Having children later in life is impacting on debt

Having children in later in life is impacting the amount of debt people have as they get older, according to new research.

Having children in later in life is impacting the amount of debt people have as they get older, according to new research.

Over recent years it has become more common to start a new family after getting divorced or separating from a long-term partner.

However, having children in later in life is impacting the amount of debt people have as they get older, according to new research.

A poll of almost 9,000 over 50s, by Saga Personal Finance, shows that 12 per cent still have a mortgage. However this figure rises to 20 per cent for ‘second-lifers’ - people over 50 who have children with a new partner following a previous marriage or long term relationship.

Furthermore ‘second lifers’ have a bigger mortgage than people their own age without a new family. On average, these people estimate that they have more than £80,000 left to pay on their mortgage, whereas those without a new family have to find around £60,000 before they own their home outright.

As well as having a bigger mortgage to pay off, second-lifers are also more likely to have non-mortgage debts, such as loans. Around 18 per cent of those with a second family have almost £12,000 of outstanding debts on average, compared to 12 per cent of traditional families who have to find around £10,000 before they’re back in the black.

Analysis of Saga Equity Release Advice Service data shows that some of these may be turning to the value in their property to help clear some of this debt, with around one in five people releasing equity from their home to pay off their mortgage, while one in three used the service to clear debt.

The Populus survey also shows that it has become more common to have children in later life, whether that is because people are concentrating on their career and having children later on or starting a family with a new partner. On average, one in five people in their 50s had their last child between the ages of 32 and 34 and a further 20 per cent had a child between 35 and 40 years old.
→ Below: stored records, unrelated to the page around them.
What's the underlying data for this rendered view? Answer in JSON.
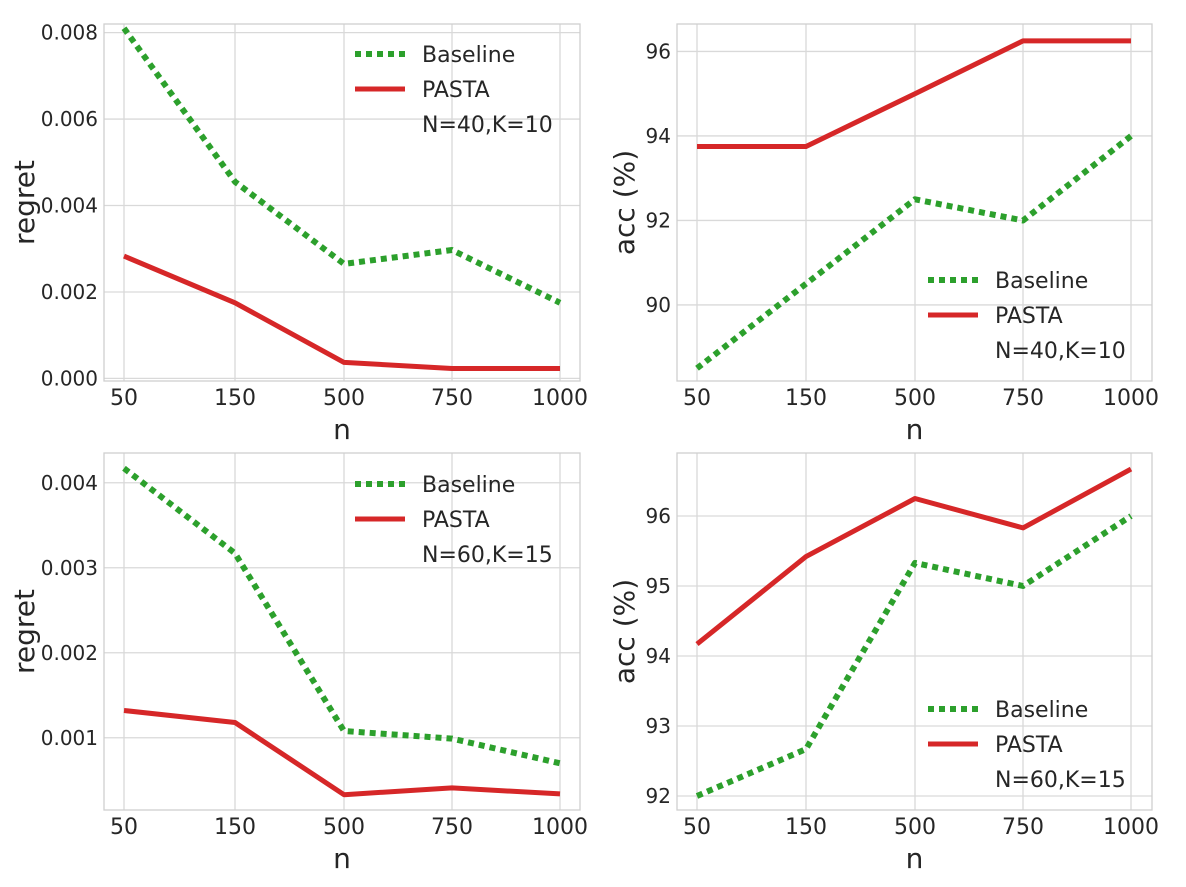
{
  "chart_data": [
    {
      "type": "line",
      "categories": [
        "50",
        "150",
        "500",
        "750",
        "1000"
      ],
      "xlabel": "n",
      "ylabel": "regret",
      "ylim": [
        -6e-05,
        0.0082
      ],
      "yticks": [
        0.0,
        0.002,
        0.004,
        0.006,
        0.008
      ],
      "ytick_labels": [
        "0.000",
        "0.002",
        "0.004",
        "0.006",
        "0.008"
      ],
      "series": [
        {
          "name": "Baseline",
          "style": "dotted",
          "color": "#2ca02c",
          "values": [
            0.0081,
            0.00455,
            0.00265,
            0.00297,
            0.00175
          ]
        },
        {
          "name": "PASTA",
          "style": "solid",
          "color": "#d62728",
          "values": [
            0.00283,
            0.00175,
            0.00037,
            0.00023,
            0.00023
          ]
        }
      ],
      "legend_note": "N=40,K=10",
      "legend_position": "top-right",
      "grid": true
    },
    {
      "type": "line",
      "categories": [
        "50",
        "150",
        "500",
        "750",
        "1000"
      ],
      "xlabel": "n",
      "ylabel": "acc (%)",
      "ylim": [
        88.2,
        96.65
      ],
      "yticks": [
        90,
        92,
        94,
        96
      ],
      "ytick_labels": [
        "90",
        "92",
        "94",
        "96"
      ],
      "series": [
        {
          "name": "Baseline",
          "style": "dotted",
          "color": "#2ca02c",
          "values": [
            88.5,
            90.5,
            92.5,
            92.0,
            94.0
          ]
        },
        {
          "name": "PASTA",
          "style": "solid",
          "color": "#d62728",
          "values": [
            93.75,
            93.75,
            95.0,
            96.25,
            96.25
          ]
        }
      ],
      "legend_note": "N=40,K=10",
      "legend_position": "bottom-right",
      "grid": true
    },
    {
      "type": "line",
      "categories": [
        "50",
        "150",
        "500",
        "750",
        "1000"
      ],
      "xlabel": "n",
      "ylabel": "regret",
      "ylim": [
        0.00015,
        0.00435
      ],
      "yticks": [
        0.001,
        0.002,
        0.003,
        0.004
      ],
      "ytick_labels": [
        "0.001",
        "0.002",
        "0.003",
        "0.004"
      ],
      "series": [
        {
          "name": "Baseline",
          "style": "dotted",
          "color": "#2ca02c",
          "values": [
            0.00417,
            0.00317,
            0.00108,
            0.00099,
            0.0007
          ]
        },
        {
          "name": "PASTA",
          "style": "solid",
          "color": "#d62728",
          "values": [
            0.00132,
            0.00118,
            0.00033,
            0.00041,
            0.00034
          ]
        }
      ],
      "legend_note": "N=60,K=15",
      "legend_position": "top-right",
      "grid": true
    },
    {
      "type": "line",
      "categories": [
        "50",
        "150",
        "500",
        "750",
        "1000"
      ],
      "xlabel": "n",
      "ylabel": "acc (%)",
      "ylim": [
        91.8,
        96.9
      ],
      "yticks": [
        92,
        93,
        94,
        95,
        96
      ],
      "ytick_labels": [
        "92",
        "93",
        "94",
        "95",
        "96"
      ],
      "series": [
        {
          "name": "Baseline",
          "style": "dotted",
          "color": "#2ca02c",
          "values": [
            92.0,
            92.67,
            95.33,
            95.0,
            96.0
          ]
        },
        {
          "name": "PASTA",
          "style": "solid",
          "color": "#d62728",
          "values": [
            94.17,
            95.42,
            96.25,
            95.83,
            96.67
          ]
        }
      ],
      "legend_note": "N=60,K=15",
      "legend_position": "bottom-right",
      "grid": true
    }
  ]
}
However, 1 in 17 said they were 41 years or older when their youngest child was born, presumably leaving many people in their 60s paying for teenage children’s driving lessons and university fees. Those having children in later life would be wise to take out a life insurance policy so that their family is financially protected.

Jeff Bromage, chief operating officer at Saga Personal Finance, said: “Having children in later life keeps people on their toes and feeling young at heart. However, the cost of raising a child is continually increasing and these days people need to keep a close eye on their finances and make sure that they are getting the best deals, whether that’s when you’re borrowing money or investing it in the stock market.”